How Do I Use and Check GPUs on HPC Clusters?

GPUs available on the HPC clusters can be listed by using the valar-nodes and kuacc-nodes commands.

Example Output

Requesting GPUs in a SLURM Job

You can request GPUs in your SLURM job script using the --gres (Generic RESources) flag.;

CODE

#SBATCH --gres=gpu:tesla_t4:1

This requests 1 Tesla T4 GPU. You can also request any GPU type using:

CODE

#SBATCH --gres=gpu:1

or combine with a constraint to reserve a specific type:

CODE

#SBATCH --gres=gpu:1 
#SBATCH --constraint=tesla_t4

GPU Specifications on VALAR

Here is the updated list of GPUs available on VALAR nodes:

GPU Type	Memory	CUDA Cores	Node Names
Tesla T4	16GB	2560	ai[01–10], ag04
Tesla V100	32GB	5120	ai[11–14], it[01–04]
Ampere A40	48GB	10752	ai[18–26]
RTX A6000	48GB	10752	ai[15–17]
Lovelace L40S	48GB	10752	ai[27–35], star[01–04]
GTX 1080 Ti	11GB	3584	ag01
Tesla A100	80GB	6912	rk02

Notes:

Tesla T4: Optimized for inference workloads.
Tesla V100: Equipped with Tensor Cores, suitable for deep learning.
Ampere A40: Supports AI, rendering, and multi-workload acceleration.
RTX A6000: High-end visual computing and AI tasks.
Lovelace L40S: Data center GPU for AI and graphics-intensive tasks.
GTX 1080 Ti: Legacy high-performance GPU for smaller workloads.
Tesla A100: Top-tier AI and HPC GPU with massive memory.

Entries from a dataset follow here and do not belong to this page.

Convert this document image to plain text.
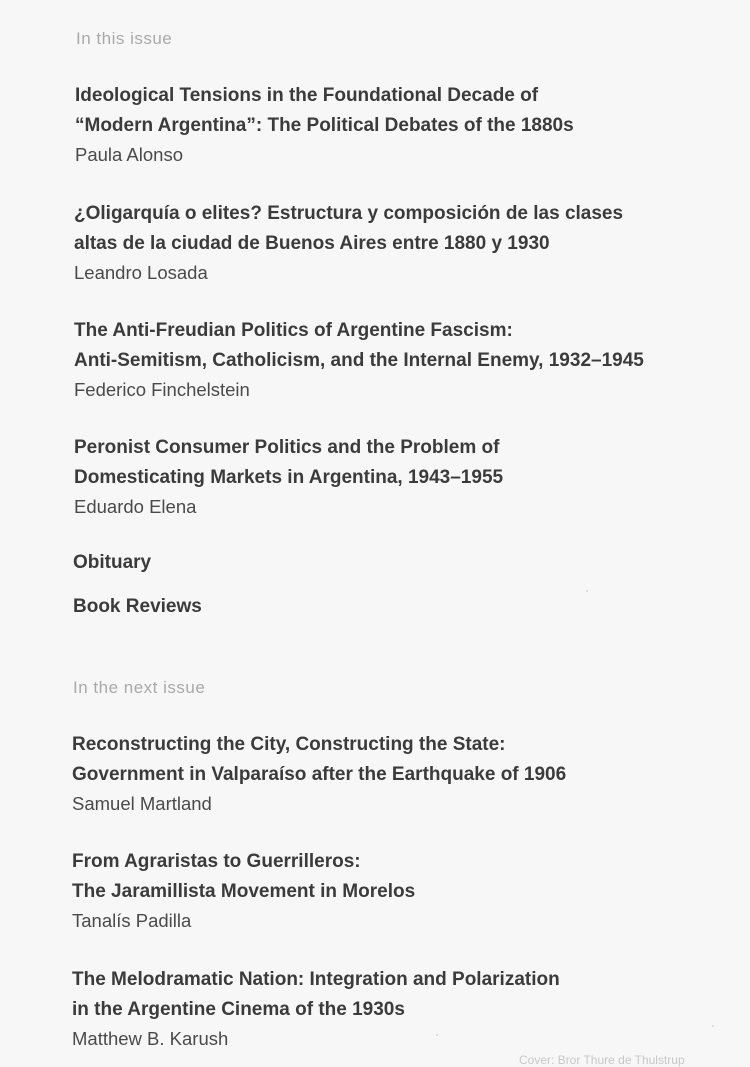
In this issue

Ideological Tensions in the Foundational Decade of
“Modern Argentina”: The Political Debates of the 1880s

Paula Alonso

¿Oligarquía o elites? Estructura y composición de las clases
altas de la ciudad de Buenos Aires entre 1880 y 1930

Leandro Losada

The Anti-Freudian Politics of Argentine Fascism:
Anti-Semitism, Catholicism, and the Internal Enemy, 1932–1945

Federico Finchelstein

Peronist Consumer Politics and the Problem of
Domesticating Markets in Argentina, 1943–1955

Eduardo Elena

Obituary

Book Reviews

In the next issue

Reconstructing the City, Constructing the State:
Government in Valparaíso after the Earthquake of 1906

Samuel Martland

From Agraristas to Guerrilleros:
The Jaramillista Movement in Morelos

Tanalís Padilla

The Melodramatic Nation: Integration and Polarization
in the Argentine Cinema of the 1930s

Matthew B. Karush

Cover: Bror Thure de Thulstrup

Monitoring GPUs While Running Jobs

You can monitor GPU usage on compute nodes via nvidia-smi and nviwatch. “nviwatch” can only be used on VALAR and must first be loaded with the “module load nviwatch" command to the node running your job:

nvidia-smi

nviwatch

Memory Usage shows the GPU memory currently used by your jobs.

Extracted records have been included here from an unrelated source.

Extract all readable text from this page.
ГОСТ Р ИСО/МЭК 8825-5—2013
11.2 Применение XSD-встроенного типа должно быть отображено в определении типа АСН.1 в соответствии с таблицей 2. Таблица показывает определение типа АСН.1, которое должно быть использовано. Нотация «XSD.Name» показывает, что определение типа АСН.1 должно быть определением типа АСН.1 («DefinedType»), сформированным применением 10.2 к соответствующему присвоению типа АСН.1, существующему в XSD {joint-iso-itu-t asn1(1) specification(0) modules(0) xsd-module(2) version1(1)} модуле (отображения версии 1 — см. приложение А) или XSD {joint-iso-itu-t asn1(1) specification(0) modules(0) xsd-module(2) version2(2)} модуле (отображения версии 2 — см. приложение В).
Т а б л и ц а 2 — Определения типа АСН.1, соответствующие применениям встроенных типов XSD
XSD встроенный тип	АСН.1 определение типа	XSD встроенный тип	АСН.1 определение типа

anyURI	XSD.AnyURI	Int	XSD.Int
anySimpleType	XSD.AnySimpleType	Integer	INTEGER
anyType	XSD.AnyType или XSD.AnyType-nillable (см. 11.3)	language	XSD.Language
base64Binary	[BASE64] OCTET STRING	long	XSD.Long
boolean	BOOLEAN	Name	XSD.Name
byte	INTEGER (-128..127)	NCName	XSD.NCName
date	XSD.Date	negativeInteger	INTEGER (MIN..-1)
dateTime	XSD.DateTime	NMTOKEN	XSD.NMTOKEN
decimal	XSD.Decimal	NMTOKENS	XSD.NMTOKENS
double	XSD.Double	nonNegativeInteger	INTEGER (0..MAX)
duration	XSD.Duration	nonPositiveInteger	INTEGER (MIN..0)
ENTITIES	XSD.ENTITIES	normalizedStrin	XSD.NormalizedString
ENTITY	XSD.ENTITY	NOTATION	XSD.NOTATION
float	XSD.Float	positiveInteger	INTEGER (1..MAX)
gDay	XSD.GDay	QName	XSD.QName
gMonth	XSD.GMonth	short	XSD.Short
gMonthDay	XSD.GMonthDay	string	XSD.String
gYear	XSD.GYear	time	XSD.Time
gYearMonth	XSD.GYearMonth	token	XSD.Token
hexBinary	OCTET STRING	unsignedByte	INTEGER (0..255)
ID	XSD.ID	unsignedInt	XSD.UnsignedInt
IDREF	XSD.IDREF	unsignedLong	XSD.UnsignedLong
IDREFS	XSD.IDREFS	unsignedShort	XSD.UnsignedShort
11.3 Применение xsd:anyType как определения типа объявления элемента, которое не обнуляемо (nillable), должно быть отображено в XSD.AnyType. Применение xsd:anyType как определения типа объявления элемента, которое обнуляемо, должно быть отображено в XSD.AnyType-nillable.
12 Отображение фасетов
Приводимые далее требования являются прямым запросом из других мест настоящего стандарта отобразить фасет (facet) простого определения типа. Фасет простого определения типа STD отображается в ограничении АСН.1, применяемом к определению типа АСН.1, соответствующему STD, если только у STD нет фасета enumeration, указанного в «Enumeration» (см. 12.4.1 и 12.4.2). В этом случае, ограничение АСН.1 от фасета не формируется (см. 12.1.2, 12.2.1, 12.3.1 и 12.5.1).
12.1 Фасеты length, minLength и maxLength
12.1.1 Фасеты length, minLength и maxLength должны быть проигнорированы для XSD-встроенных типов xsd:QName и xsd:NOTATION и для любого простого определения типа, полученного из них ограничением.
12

Processes lists which jobs are using which GPU. You can check the process owner using ps aux | grep <PID>. With the nviwatch tool, it is possible to access all this information and more from the same screen.

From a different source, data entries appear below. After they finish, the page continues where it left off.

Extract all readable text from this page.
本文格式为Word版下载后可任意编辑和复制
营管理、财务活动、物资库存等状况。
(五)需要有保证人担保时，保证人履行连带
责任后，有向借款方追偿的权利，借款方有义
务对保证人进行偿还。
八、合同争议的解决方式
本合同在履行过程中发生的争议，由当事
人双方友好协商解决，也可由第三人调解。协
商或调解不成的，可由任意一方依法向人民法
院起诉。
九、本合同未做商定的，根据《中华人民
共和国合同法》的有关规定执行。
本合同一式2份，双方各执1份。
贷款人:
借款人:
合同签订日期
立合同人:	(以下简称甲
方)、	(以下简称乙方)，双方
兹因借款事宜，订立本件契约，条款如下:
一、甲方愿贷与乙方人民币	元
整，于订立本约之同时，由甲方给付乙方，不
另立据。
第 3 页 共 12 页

This helps avoid over-reserving high-end GPUs (like Tesla V100) for jobs that only need a small amount of GPU memory.

Best Practices

Reserve only the number and type of GPUs your job actually needs.
Use nvidia-smi to monitor GPU utilization during test runs.
Cancel idle or finished GPU jobs to free resources for other users.
Combine --gres with constraints if you need a specific GPU type.